Complex PTSD

In the world of trauma therapy people have begun to use the phrase Complex Post Traumatic Stress Disorder to describe something that seems unique from the kind of trauma that results from a single event.  If it occurs to children and it impacts normal development, there is a related concept called Developmental Trauma.  Complex PTSD describes the kind of trauma that happens when people suffer from long term abuse or neglect.  Unlike the trauma that can result from a car accident or a cancer diagnosis it is relational.  A relationship that should have been safe and life giving experienced repeated violations.  It is trauma after trauma and the sufferer has no way to escape it.

This makes treating Complex PTSD difficult because those who suffer from it have a very difficult time trusting people or feeling safe.  Even sharing bits of such a story can very frightening even if the person sharing the story is as safe as anyone can be.

It isn’t uncommon for sufferers to have extreme reactions to situations that would otherwise seem safe or routine.  Emotions can go back and forth very quickly.  The lengths people go to get relief from their anxiety and pain can be extensive.

In his book Transcending Trauma, Frank Anderson states following responses to CPTSD

  • Dissociation
  • Suicidal ideation
  • Numbing
  • Shame
  • Addiction
  • Passivity
  • Perpetrating
  • Substance use
  • Excess sex
  • Avoid sex
  • Depression
  • Panic
  • Anxiety
  • Critical (of others and self)
  • Vigilant
  • Story telling
  • Worry
  • Controlling
  • Shy
  • Rigid
  • Anger
  • Intellectualizing
  • Obsessive behavior
  • Conflict-avoidant

All these behaviors have a purpose.  They are to either:

  • Avoid future pain
  • Soften the blow of anticipated traumatic experiences
  • Numb out existing pain
  • Find some kind of connection

Sufferers often get caught finding themselves getting pulled to two different directions.  One is a desperate need for closeness and the other a fear of intimacy and vulnerability.  Which can lead people seem confused and irrational.  One moment they warm and inviting, but as soon as they are triggered, they can turn in an instant and push people away.

Fear and anxiety are consistent companion for many with CPTSD.  The part of their brain that design to detect threats is on alert most of the time.  Many live-in constant fear of the worst case scenario because they have experienced the worst case scenario.

Frank Anderson outlines two distinct cycles of shame related to trauma

Critical Shame Cycle

Here the sufferer grows up in an environment where they are constantly criticized or abused.  They can’t help but feel terrible about themselves  as they can’t stop thinking unfair things about themselves.  A part of them takes on the role of an inner critic parroting the things their abusers told them.  The goal of this self criticism is usually to motivate themselves to live better and avoid future criticism.  Unfortunately the self-criticism can be worse than the potential pain they seek avoid by being good enough.  Often the expectations are unreasonable or even impossible.  So, the sufferer is trapped and starts turning to anything to help ease the pain.  This might include items on the list above like substance abuse or casual sex. Risky or unhealthy behavior in turn triggers that critical part all over again.  Which motivates people try harder, eventually fail, feel shame, try to cope and end up with more self-criticism.  Underneath all of these is generous amounts of shame.

Neglect Shame Cycle

When kids are neglected and abandoned, they feel tremendous shame.  The child does his or her best to make sense of this.  They often conclude that there is something deeply wrong with them. Why else would their parent or caregiver abandon them.  So many who suffer in this way have tried intellectualizing the situation.  The neglect can come from parents or caregivers that are physically present but offer no nurture or support to the child.  The child may aspire to perfection to make themselves good enough to be accepted, and some others just give up hope.

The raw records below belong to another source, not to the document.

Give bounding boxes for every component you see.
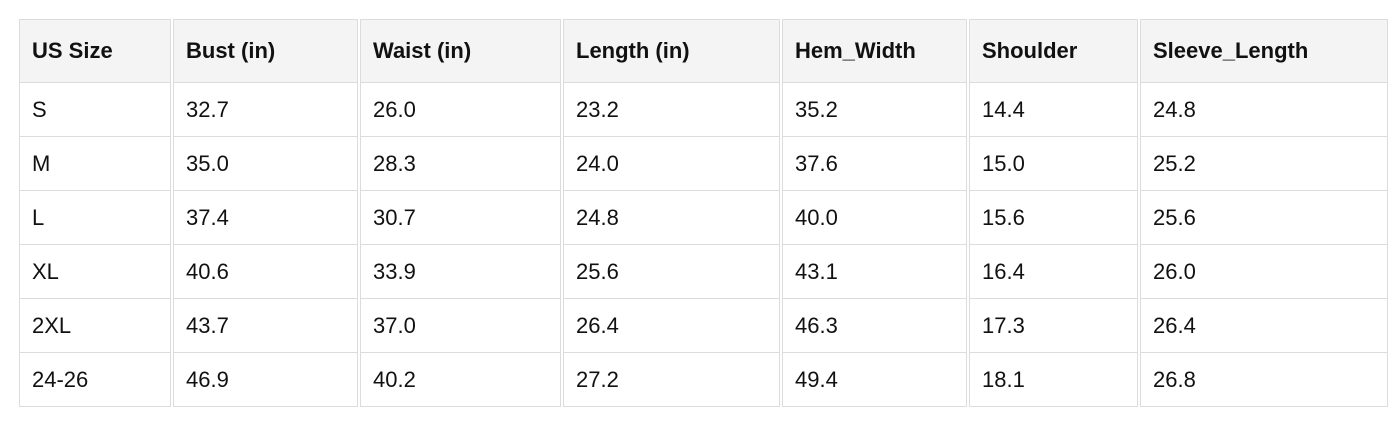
table-row: 24-26 46.9 40.2 27.2 49.4 18.1 26.8: [19, 353, 1388, 407]
table-cell: 37.0: [360, 299, 561, 353]
table-cell: L: [19, 191, 171, 245]
header-cell: Length (in): [563, 19, 780, 83]
table-row: S 32.7 26.0 23.2 35.2 14.4 24.8: [19, 83, 1388, 137]
table-body: S 32.7 26.0 23.2 35.2 14.4 24.8 M 35.0 28.3 24.0 37…: [19, 83, 1388, 407]
table-cell: 18.1: [969, 353, 1138, 407]
table-cell: 46.9: [173, 353, 358, 407]
table-cell: 30.7: [360, 191, 561, 245]
header-row: US Size Bust (in) Waist (in) Length (in) Hem…: [19, 19, 1388, 83]
table-cell: 27.2: [563, 353, 780, 407]
table-cell: 24.8: [1140, 83, 1388, 137]
table-cell: M: [19, 137, 171, 191]
table-cell: 24-26: [19, 353, 171, 407]
table-row: 2XL 43.7 37.0 26.4 46.3 17.3 26.4: [19, 299, 1388, 353]
table-cell: 15.6: [969, 191, 1138, 245]
table-row: XL 40.6 33.9 25.6 43.1 16.4 26.0: [19, 245, 1388, 299]
table-cell: 40.2: [360, 353, 561, 407]
table-cell: 24.0: [563, 137, 780, 191]
table-cell: 24.8: [563, 191, 780, 245]
table-cell: 15.0: [969, 137, 1138, 191]
table-cell: 46.3: [782, 299, 967, 353]
table-cell: 43.1: [782, 245, 967, 299]
table-cell: 33.9: [360, 245, 561, 299]
table-cell: 26.0: [1140, 245, 1388, 299]
header-cell: Hem_Width: [782, 19, 967, 83]
header-cell: Shoulder: [969, 19, 1138, 83]
size-table: US Size Bust (in) Waist (in) Length (in) Hem…: [17, 19, 1390, 407]
table-cell: 17.3: [969, 299, 1138, 353]
table-cell: 35.2: [782, 83, 967, 137]
table-row: M 35.0 28.3 24.0 37.6 15.0 25.2: [19, 137, 1388, 191]
header-cell: Sleeve_Length: [1140, 19, 1388, 83]
header-cell: Bust (in): [173, 19, 358, 83]
table-cell: 43.7: [173, 299, 358, 353]
table-cell: 14.4: [969, 83, 1138, 137]
table-cell: 40.6: [173, 245, 358, 299]
table-cell: XL: [19, 245, 171, 299]
table-cell: 28.3: [360, 137, 561, 191]
table-cell: 37.4: [173, 191, 358, 245]
table-cell: 26.4: [1140, 299, 1388, 353]
table-cell: 25.6: [563, 245, 780, 299]
table-cell: 26.4: [563, 299, 780, 353]
table-cell: S: [19, 83, 171, 137]
table-cell: 40.0: [782, 191, 967, 245]
table-cell: 25.6: [1140, 191, 1388, 245]
header-cell: Waist (in): [360, 19, 561, 83]
table-cell: 25.2: [1140, 137, 1388, 191]
table-cell: 35.0: [173, 137, 358, 191]
table-cell: 23.2: [563, 83, 780, 137]
table-cell: 26.8: [1140, 353, 1388, 407]
table-cell: 37.6: [782, 137, 967, 191]
table-cell: 16.4: [969, 245, 1138, 299]
table-row: L 37.4 30.7 24.8 40.0 15.6 25.6: [19, 191, 1388, 245]
table-cell: 26.0: [360, 83, 561, 137]
table-cell: 32.7: [173, 83, 358, 137]
table-cell: 49.4: [782, 353, 967, 407]
table-cell: 2XL: [19, 299, 171, 353]
header-cell: US Size: [19, 19, 171, 83]
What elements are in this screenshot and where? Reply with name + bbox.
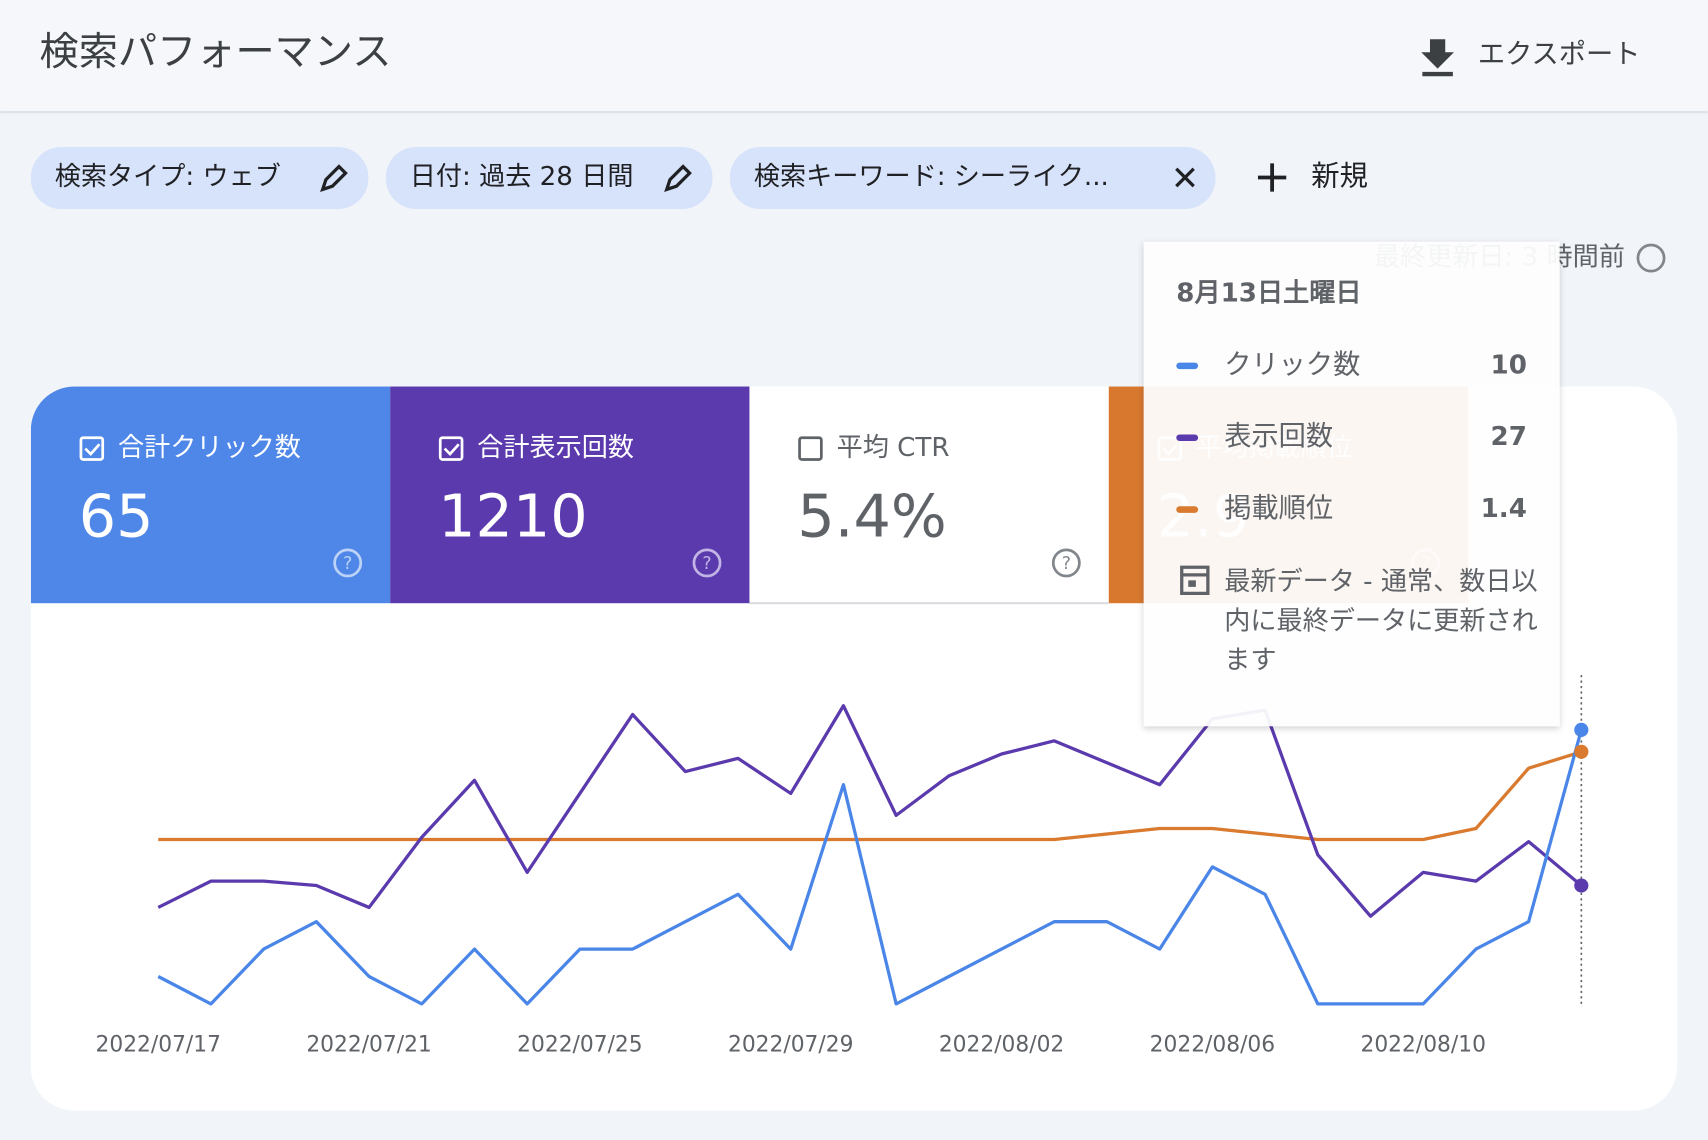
help-icon [1051, 548, 1081, 578]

For these people feelings can be difficult to access and hard to express.  But at the bottom of it all is shame.  Shame that we try to explain away, run away from or outperform.

Healing in relationship

Ultimately relational wounds are healed in relationship.  Which is very difficult when you have been wounded so badly by the people you should have been able to trust.  It takes time, gentleness, empathy and compassion to heal.  The very defenses that get triggered often make it hard to maintain relationships.  People tend to pursue relationships with those they feel they deserve, and if they feel terrible about themselves they don’t think they deserve very much.  It can be hard to maintain healthy boundaries either being too open or too closed.  The partners of people with CPTSD need to have lots of grace, patience and compassion.  It can be easy to misunderstand triggers and take things personally.

A good therapeutic relationship is essential in the healing process.


Anderson, Frank. Transcending Trauma: Healing Complex PTSD with Internal Family Systems . PESI Publishing, Inc.. Kindle Edition.